Dr. Alla Kourova


In accordance with the American Council on the Teaching of Foreign Languages, goals for foreign language learning include communities, communication, comparisons, connections, and cultures. Each teaching goal is interlinked and serves an essential component in language development. However, culture has been largely limited by stereotypical biases, which misrepresent the culture studied, and the native culture's sociological roles and perceptions of that target culture. The experiments and theories of Vygotsky (1934; 1956), and Leontyev (1978) indicate that second language learning can reconstruct self-identity and redevelop behaviors appropriate to the second language's respective culture.

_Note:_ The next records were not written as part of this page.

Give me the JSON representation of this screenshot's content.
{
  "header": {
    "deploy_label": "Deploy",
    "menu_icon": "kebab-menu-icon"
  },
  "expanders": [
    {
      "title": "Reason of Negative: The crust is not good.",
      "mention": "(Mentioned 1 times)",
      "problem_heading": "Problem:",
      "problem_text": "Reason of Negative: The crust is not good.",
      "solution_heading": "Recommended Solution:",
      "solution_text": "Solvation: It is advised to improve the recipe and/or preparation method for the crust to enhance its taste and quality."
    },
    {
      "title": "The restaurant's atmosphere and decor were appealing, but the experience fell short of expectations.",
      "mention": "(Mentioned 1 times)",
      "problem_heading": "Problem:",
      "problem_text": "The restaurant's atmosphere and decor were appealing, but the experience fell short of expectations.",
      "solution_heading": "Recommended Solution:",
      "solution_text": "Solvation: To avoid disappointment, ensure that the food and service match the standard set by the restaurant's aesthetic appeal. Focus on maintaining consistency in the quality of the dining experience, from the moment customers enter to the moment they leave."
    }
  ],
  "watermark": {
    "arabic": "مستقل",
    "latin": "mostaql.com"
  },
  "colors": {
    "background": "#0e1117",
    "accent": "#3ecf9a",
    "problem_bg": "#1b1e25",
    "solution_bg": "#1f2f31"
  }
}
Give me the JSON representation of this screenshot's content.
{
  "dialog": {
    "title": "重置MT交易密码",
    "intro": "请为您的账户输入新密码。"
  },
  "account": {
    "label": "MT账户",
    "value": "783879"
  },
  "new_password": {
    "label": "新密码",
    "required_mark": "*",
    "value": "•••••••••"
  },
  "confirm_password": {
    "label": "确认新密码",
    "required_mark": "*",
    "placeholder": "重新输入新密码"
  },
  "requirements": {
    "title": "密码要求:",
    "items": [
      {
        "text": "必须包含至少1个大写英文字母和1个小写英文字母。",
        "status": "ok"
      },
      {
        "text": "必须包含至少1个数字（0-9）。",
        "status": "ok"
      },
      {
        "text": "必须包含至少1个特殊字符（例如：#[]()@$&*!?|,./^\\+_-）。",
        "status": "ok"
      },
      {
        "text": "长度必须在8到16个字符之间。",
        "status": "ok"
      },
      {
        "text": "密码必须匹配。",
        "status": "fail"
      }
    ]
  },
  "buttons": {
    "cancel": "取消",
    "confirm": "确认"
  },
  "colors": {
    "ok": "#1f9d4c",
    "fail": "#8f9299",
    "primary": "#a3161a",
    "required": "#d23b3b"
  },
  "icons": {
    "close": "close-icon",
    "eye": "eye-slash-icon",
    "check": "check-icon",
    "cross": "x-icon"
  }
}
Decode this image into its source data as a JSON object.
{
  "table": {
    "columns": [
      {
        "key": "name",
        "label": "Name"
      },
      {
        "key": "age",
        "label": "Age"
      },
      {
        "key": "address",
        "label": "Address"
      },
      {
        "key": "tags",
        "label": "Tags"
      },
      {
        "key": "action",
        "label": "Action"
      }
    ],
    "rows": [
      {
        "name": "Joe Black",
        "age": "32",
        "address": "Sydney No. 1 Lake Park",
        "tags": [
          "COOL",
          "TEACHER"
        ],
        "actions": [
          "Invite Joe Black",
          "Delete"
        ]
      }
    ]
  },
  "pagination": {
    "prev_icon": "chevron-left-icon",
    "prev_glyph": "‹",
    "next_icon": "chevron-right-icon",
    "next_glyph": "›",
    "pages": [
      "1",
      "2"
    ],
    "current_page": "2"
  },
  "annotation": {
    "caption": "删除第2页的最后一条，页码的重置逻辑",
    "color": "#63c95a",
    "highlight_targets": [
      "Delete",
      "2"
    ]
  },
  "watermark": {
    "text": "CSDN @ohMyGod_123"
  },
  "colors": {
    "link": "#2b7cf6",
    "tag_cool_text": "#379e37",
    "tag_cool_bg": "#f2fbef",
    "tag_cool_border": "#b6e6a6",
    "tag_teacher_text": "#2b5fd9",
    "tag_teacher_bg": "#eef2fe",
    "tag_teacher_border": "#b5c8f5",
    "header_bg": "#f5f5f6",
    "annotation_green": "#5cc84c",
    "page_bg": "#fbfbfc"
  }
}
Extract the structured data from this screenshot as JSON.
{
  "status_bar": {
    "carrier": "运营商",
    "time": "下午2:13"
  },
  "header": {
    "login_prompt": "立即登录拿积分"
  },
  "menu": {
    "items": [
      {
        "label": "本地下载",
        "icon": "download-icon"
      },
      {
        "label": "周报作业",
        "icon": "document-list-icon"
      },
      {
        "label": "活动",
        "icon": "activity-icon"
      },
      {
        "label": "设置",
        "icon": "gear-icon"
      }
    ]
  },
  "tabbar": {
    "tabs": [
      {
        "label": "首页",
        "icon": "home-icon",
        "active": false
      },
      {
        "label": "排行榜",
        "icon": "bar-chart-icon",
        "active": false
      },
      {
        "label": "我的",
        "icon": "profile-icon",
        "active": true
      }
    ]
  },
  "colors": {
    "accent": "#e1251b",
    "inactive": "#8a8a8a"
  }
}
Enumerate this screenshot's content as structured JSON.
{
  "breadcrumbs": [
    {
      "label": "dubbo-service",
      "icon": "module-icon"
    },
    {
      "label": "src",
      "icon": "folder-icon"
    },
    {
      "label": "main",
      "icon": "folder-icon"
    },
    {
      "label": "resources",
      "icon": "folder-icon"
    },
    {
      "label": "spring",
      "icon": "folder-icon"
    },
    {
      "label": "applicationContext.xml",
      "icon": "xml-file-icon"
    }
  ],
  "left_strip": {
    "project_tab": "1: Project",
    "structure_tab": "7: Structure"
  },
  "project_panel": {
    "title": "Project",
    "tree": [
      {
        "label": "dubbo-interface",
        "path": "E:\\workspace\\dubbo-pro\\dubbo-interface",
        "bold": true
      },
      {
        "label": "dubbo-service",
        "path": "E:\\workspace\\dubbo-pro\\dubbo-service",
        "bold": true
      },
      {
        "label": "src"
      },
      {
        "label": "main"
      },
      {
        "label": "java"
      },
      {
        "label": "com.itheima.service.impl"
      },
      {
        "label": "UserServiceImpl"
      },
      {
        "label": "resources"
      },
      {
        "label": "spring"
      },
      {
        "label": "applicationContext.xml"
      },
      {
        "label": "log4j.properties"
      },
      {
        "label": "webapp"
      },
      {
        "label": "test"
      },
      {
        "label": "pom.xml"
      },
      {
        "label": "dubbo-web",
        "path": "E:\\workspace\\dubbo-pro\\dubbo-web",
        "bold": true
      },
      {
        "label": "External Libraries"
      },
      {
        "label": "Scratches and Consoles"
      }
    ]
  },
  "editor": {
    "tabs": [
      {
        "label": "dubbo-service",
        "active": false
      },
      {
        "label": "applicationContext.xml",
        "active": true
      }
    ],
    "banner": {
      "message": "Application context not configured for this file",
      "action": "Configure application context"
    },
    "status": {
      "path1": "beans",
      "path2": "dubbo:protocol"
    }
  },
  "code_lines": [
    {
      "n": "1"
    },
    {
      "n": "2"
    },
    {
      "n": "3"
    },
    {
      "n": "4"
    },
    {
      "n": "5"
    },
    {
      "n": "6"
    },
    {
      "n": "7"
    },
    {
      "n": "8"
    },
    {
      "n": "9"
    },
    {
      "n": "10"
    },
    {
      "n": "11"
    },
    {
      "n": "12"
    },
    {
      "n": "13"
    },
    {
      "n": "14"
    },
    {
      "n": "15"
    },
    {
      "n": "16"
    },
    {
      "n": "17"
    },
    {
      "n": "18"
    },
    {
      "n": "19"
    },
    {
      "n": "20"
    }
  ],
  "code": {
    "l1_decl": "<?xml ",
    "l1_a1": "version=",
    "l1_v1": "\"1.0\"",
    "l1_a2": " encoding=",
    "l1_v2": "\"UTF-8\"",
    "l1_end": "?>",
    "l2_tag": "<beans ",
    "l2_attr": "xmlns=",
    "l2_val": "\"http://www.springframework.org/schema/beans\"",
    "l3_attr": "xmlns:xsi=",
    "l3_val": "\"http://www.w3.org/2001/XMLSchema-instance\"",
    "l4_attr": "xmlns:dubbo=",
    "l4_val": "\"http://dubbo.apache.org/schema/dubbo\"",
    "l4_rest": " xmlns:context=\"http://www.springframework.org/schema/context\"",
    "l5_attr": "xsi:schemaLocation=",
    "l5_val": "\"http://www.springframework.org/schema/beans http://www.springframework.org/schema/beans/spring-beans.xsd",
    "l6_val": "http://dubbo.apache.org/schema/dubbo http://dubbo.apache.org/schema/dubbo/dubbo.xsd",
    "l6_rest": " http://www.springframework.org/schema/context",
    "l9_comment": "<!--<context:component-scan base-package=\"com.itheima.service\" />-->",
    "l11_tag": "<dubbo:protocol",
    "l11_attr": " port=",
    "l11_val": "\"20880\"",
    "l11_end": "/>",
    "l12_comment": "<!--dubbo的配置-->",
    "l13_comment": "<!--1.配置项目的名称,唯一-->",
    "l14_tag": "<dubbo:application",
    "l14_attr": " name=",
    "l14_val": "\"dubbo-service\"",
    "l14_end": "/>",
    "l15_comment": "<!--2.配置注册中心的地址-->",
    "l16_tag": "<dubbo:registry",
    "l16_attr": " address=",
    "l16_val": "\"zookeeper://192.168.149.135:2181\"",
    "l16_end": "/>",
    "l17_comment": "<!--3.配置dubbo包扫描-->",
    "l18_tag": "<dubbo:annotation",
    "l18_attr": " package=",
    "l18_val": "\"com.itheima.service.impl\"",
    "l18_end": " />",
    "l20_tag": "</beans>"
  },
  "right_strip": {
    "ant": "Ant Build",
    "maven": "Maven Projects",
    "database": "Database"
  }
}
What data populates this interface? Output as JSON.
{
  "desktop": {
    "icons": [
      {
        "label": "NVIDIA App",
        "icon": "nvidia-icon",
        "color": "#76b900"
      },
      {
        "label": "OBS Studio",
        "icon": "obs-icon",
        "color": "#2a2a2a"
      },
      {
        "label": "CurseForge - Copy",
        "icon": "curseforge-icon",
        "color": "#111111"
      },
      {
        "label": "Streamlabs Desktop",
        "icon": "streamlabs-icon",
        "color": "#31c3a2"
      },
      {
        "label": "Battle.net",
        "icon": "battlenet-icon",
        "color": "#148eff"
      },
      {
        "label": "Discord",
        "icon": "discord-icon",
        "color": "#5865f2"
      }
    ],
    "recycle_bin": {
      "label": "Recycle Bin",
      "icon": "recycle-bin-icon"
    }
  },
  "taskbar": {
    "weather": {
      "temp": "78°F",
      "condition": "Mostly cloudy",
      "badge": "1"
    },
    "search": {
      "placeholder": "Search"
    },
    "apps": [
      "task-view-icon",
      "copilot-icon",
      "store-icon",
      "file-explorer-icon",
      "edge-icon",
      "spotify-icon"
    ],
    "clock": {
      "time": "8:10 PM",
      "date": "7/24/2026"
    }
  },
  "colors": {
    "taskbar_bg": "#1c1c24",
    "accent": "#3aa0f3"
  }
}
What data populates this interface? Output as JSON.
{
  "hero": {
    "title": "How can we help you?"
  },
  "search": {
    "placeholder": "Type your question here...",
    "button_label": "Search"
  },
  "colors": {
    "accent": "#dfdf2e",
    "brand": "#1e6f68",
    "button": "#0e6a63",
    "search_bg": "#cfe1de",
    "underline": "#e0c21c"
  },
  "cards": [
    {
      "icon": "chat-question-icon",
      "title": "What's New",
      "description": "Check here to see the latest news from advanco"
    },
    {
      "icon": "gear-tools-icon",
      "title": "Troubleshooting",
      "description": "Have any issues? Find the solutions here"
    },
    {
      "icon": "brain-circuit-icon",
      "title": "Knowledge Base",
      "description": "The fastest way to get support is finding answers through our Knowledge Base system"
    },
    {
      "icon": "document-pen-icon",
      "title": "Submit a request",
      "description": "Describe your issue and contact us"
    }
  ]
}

Personal investment and openness to a foreign language encourage learning beyond classroom objectives while xenophobia limits it. To encourage meaningful culture and content application, cross-cultural programs such as Connecting Classrooms and study abroad opportunities deepen students' investment in language learning. With these cultural theories as a critical perspective, this study analyzes a group of 67 student Canvas Web posting responses from Beginning Russian Language classes in the Fall 2011 and 2012 semesters, which asked students why they chose to learn Russian. Responses were then analyzed to determine how often culture/history, degree requirements, and other factors played a role in language choice. Students' study abroad journals from Summer 2013 were also analyzed. Together, these cultural tools were evaluated to determine how they enhanced language learning and the pedagogical field.

About the Author

Irina Pidberejna is an artist, lover of languages and global citizen. She is a heritage speaker of Ukrainian and a native speaker of English, in addition to formally learning Russian and Spanish. Her research focuses on culture and second language acquisition, cross cultural communication programs, and humanitarian work. She will be graduating this year with a Bachelors Degree of Arts (Visual Arts and Emerging Media Management), a Teaching English as a Foreign Language Certificate, Substitute Teaching Certificate, and a Russian Minor. Irina has worked on multiple grants and projects including Connecting Classrooms, and the Department of State U.S. Peer to Peer Dialogue Program. She has also assisted in launching the STARTALK Program with her mentor Dr. Alla Kourova. Irina has presented at multiple conferences including Central Florida TESOL, Sunshine TESOL, Florida Foreign Language and the American Association of Teachers of Slavic and East European Languages. She will be pursuing her Masters in Teaching English to Speakers of Other Languages at the University of Central Florida and ultimately plans to pursue a PhD in linguistics.